Caldas tem 62 mil habitantes, 151 poços explorados por 62 mineradoras, e cresce
cerca de 7% ao ano com a construção de novos bairros, condomínios verticais,
clubes e flats.
Esta
questão se agravou em 1996, quando a intensa exploração resultou na grande
crise da água termal na cidade. Poços e até nascentes naturais secaram. Naquela
época, qualquer pessoa podia extrair água do subsolo. Até a água canalizada era
quente. Isso quase levou ao colapso: as reservas desceram ao menor nível. “A
água quente vai acabar”, anunciavam os jornais.

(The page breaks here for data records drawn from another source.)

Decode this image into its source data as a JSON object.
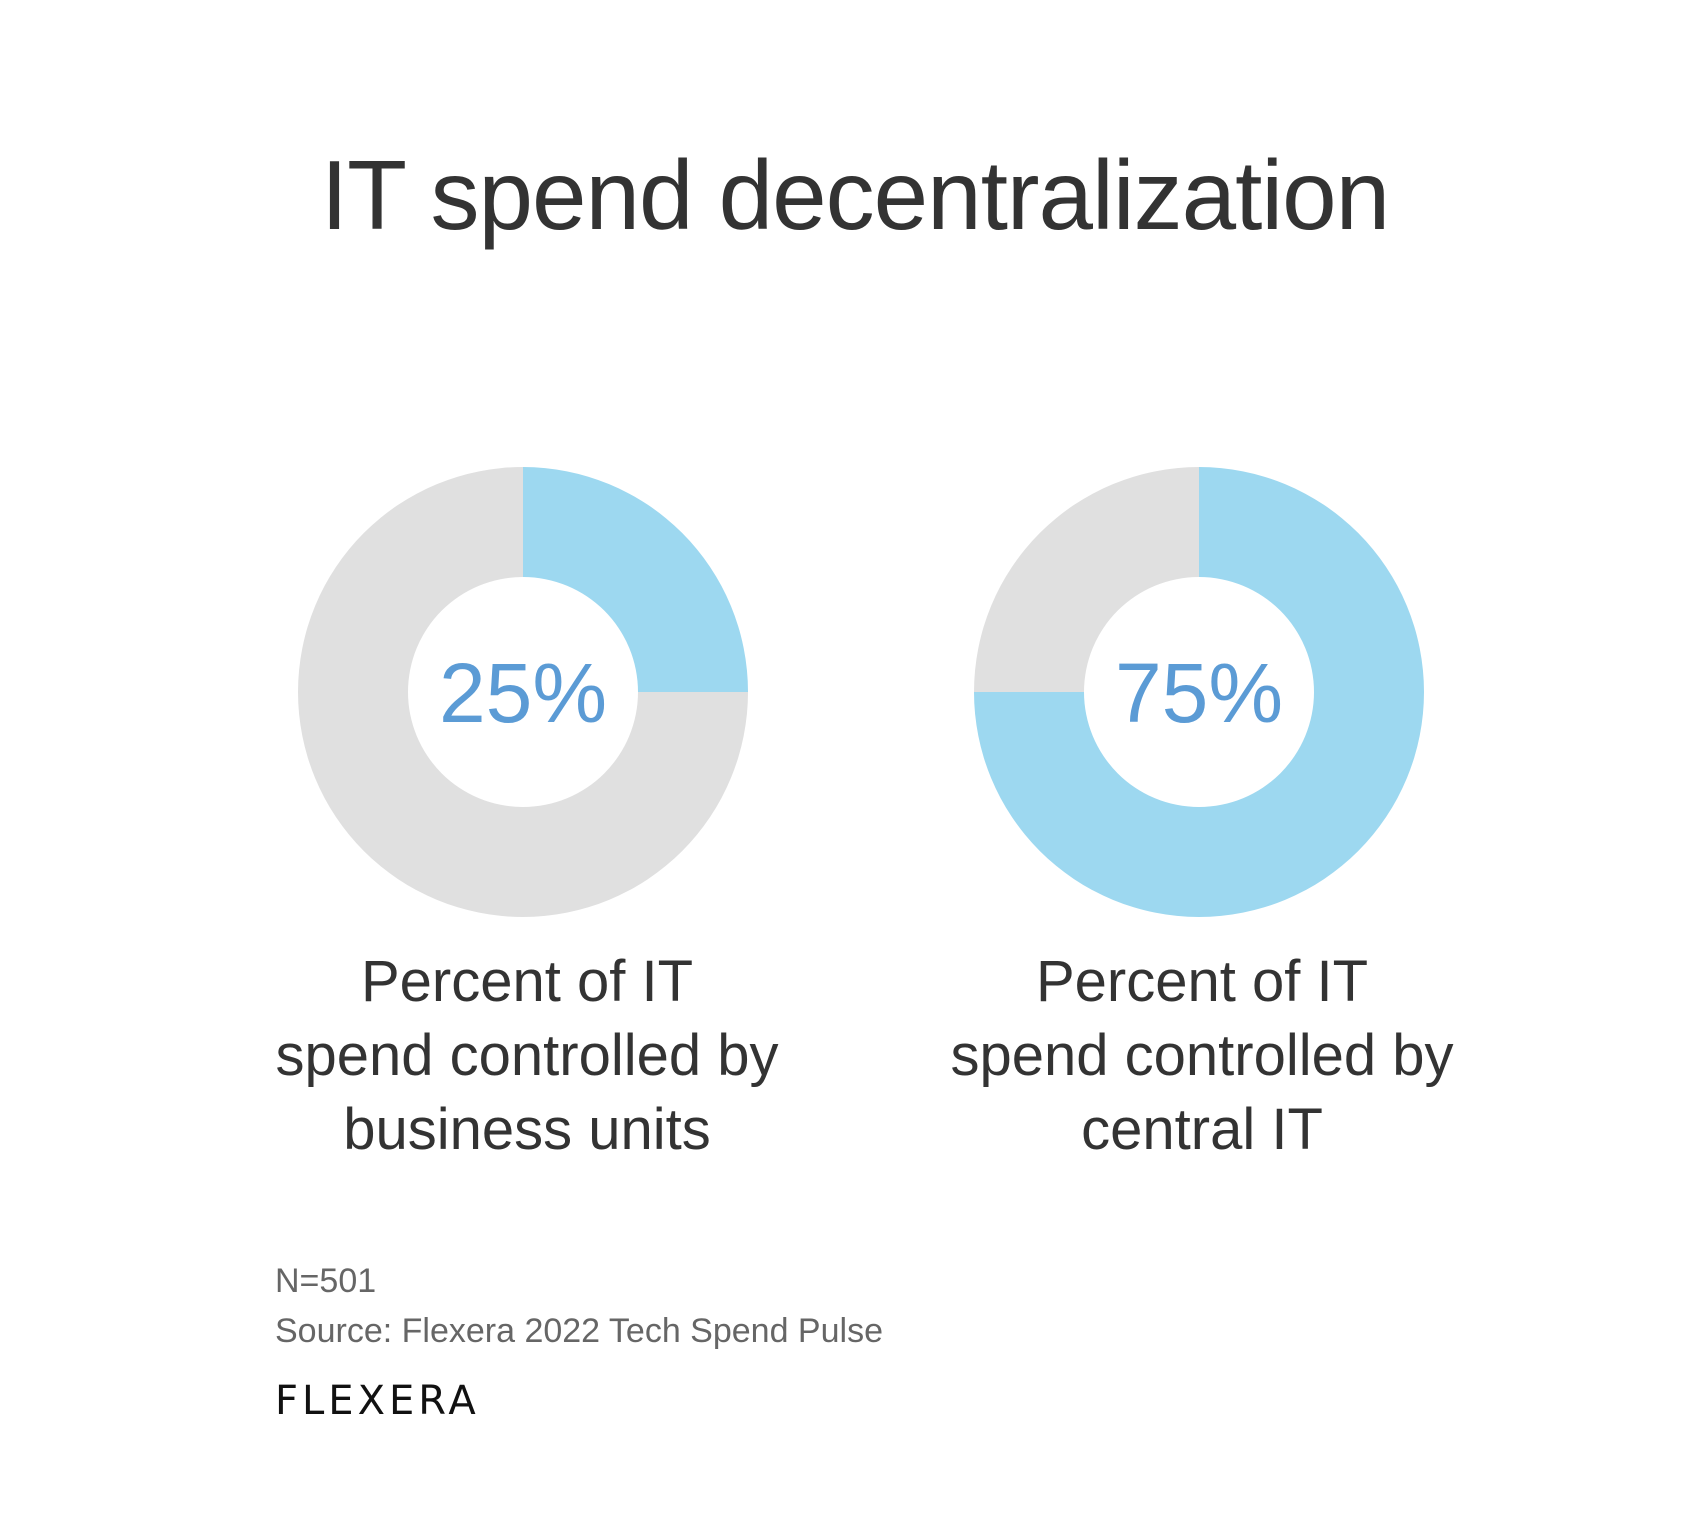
{
  "chart_data": [
    {
      "type": "pie",
      "variant": "donut",
      "title": "IT spend decentralization",
      "center_label": "25%",
      "value": 25,
      "label_lines": [
        "Percent of IT",
        "spend controlled by",
        "business units"
      ],
      "colors": {
        "highlight": "#9dd8f0",
        "rest": "#e0e0e0",
        "center_text": "#5b9bd5"
      }
    },
    {
      "type": "pie",
      "variant": "donut",
      "center_label": "75%",
      "value": 75,
      "label_lines": [
        "Percent of IT",
        "spend controlled by",
        "central IT"
      ],
      "colors": {
        "highlight": "#9dd8f0",
        "rest": "#e0e0e0",
        "center_text": "#5b9bd5"
      }
    }
  ],
  "footer": {
    "n": "N=501",
    "source": "Source: Flexera 2022 Tech Spend Pulse",
    "logo": "FLEXERA"
  }
}
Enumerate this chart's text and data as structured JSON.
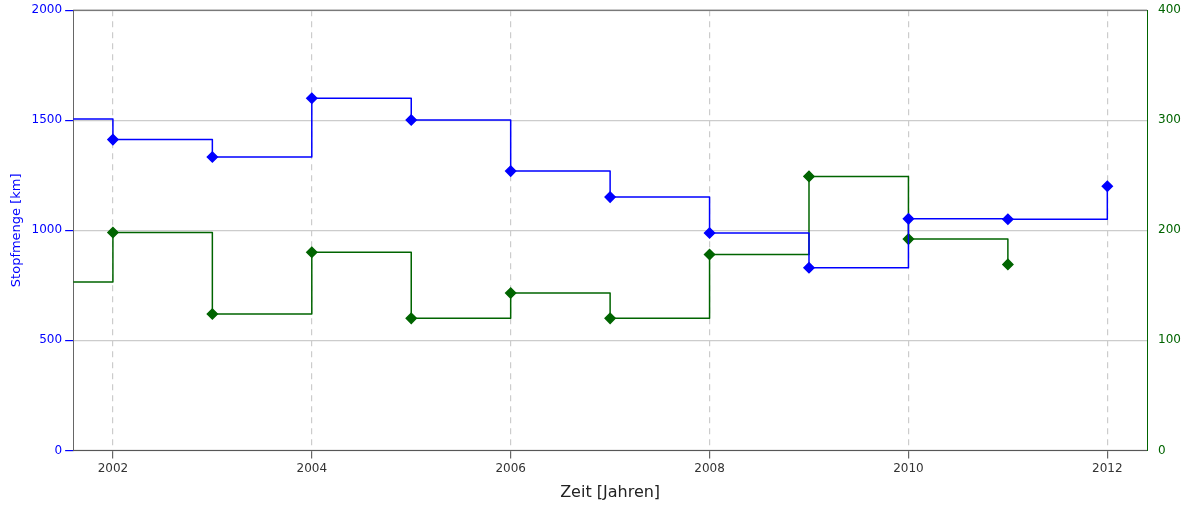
{
  "chart_data": {
    "type": "step",
    "xlabel": "Zeit [Jahren]",
    "ylabel": "Stopfmenge [km]",
    "xlim": [
      2001.6,
      2012.4
    ],
    "xticks": [
      2002,
      2004,
      2006,
      2008,
      2010,
      2012
    ],
    "ylim": [
      0,
      2000
    ],
    "yticks": [
      0,
      500,
      1000,
      1500,
      2000
    ],
    "y2lim": [
      0,
      400
    ],
    "y2ticks": [
      0,
      100,
      200,
      300,
      400
    ],
    "grid": true,
    "legend": false,
    "marker": "diamond",
    "line_style": "solid",
    "series": [
      {
        "color": "#0000ff",
        "x": [
          2001.6,
          2002,
          2003,
          2004,
          2005,
          2006,
          2007,
          2008,
          2009,
          2010,
          2011,
          2012
        ],
        "values": [
          1506,
          1412,
          1333,
          1600,
          1501,
          1269,
          1151,
          988,
          830,
          1052,
          1050,
          1200
        ]
      },
      {
        "color": "#006400",
        "axis": "y2",
        "x": [
          2001.6,
          2002,
          2003,
          2004,
          2005,
          2006,
          2007,
          2008,
          2009,
          2010,
          2011
        ],
        "values": [
          153,
          198,
          124,
          180,
          120,
          143,
          120,
          178,
          249,
          192,
          169
        ]
      }
    ]
  }
}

O turismo baixou e os
investidores desapareceram.
Um
aqüífero é um grande reservatório subterrâneo de água renovável, porém
limitada. Há dois aqüíferos bem abaixo de Caldas: Araxá e Paranoá. A
exploração excessiva pode provocar uma queda do nível da água. Com essa
diminuição, há um processo de reacomodação do subsolo, o que pode causar desde
tremores de terra até o rebaixamento da cidade, o que aconteceu na cidade do
México e em Tóquio.
Quando
houve a grande crise da década de 1990, muitas questões tiveram que ser
respondidas. Precisava-se saber mais sobre a capacidade dos reservatórios e
como ocorria o aquecimento. Na falta das respostas, o Departamento Nacional de
Produção Mineral (DNPM) proibiu a perfuração de novos poços e instalou
hidrômetros para controlar a exploração. Até os dias de hoje o controle da água
quente se dá por cotas.
Injeção de água fria
Um vulcão
debaixo da terra? Que nada. Apesar da temperatura elevada em Caldas, pesquisas
recentes descartam a relação da água quente com vulcanismo. Ela é aquecida em
fendas de rochas impermeáveis no subsolo, que formam dois reservatórios. Em
cada um a água chega a temperaturas diferentes, sendo que o mais próximo da
superfície, o Araxá, tem em média 37 graus, enquanto o mais profundo, Paranoá,
chega a 59 graus.
Uma
pesquisa sobre a origem, utilização, operação e manutenção dos aqüíferos está
no momento sendo custeada pela Associação das Empresas Mineradoras de Águas
Termais de Goiás (Amat), organização que reúne os empresários donos de poços. A
idéia dos estudiosos é de provocar arrepios: injetar água fria nos aqüíferos
termais para garantir o banho quente dos turistas.
O geólogo
Fábio Haesbaert, atual presidente da Amat, juntamente com pesquisadores da
Universidade de Brasília e da Universidade Técnica de Berlim foram os
idealizadores da pesquisa de quase R$ 2 milhões. Desde 2007, os pesquisadores
vêm coletando informações sobre clima, temperatura e vazão da água termal. “Os
dados viabilizam um modelo geológico-matemático para gerenciar os aqüíferos”,
aponta Fábio.
Os
estudos mostram que os aqüíferos são abastecidos por águas de chuva captadas
principalmente na Serra de Caldas. O local onde está assentada a cidade é
também um importante ponto de captação, principalmente do aqüífero Araxá. Mas
“a cidade cresceu muito, está toda impermeabilizada”, afirma Fábio. “O asfalto
e as construções acabam com a vegetação. Deixa de existir aquela infiltração que
sempre existiu.”
Hoje o
nível dos aqüíferos é considerado bom. Em setembro, foi de 642,12 metros de
profundidade para o Araxá e 672,30 metros para o Paranoá. Em julho deste ano,
com a alta temporada e a falta de chuvas, o nível baixou quatro metros, ainda
bem longe dos quase 27 metros a que chegou em janeiro de 1996, o menor nível
histórico e que levou à reação dos moradores, turistas e autoridades.
Rentável
monopólio
Neste
ano, o projeto da Amat foi escolhido como um dos cinco finalistas, dentre 273
inscritos no Prêmio Ana, da Agência Nacional de Águas. Em setembro, a Ana
enviou o chefe de gabinete Horácio Figueiredo para conhecer de perto o projeto.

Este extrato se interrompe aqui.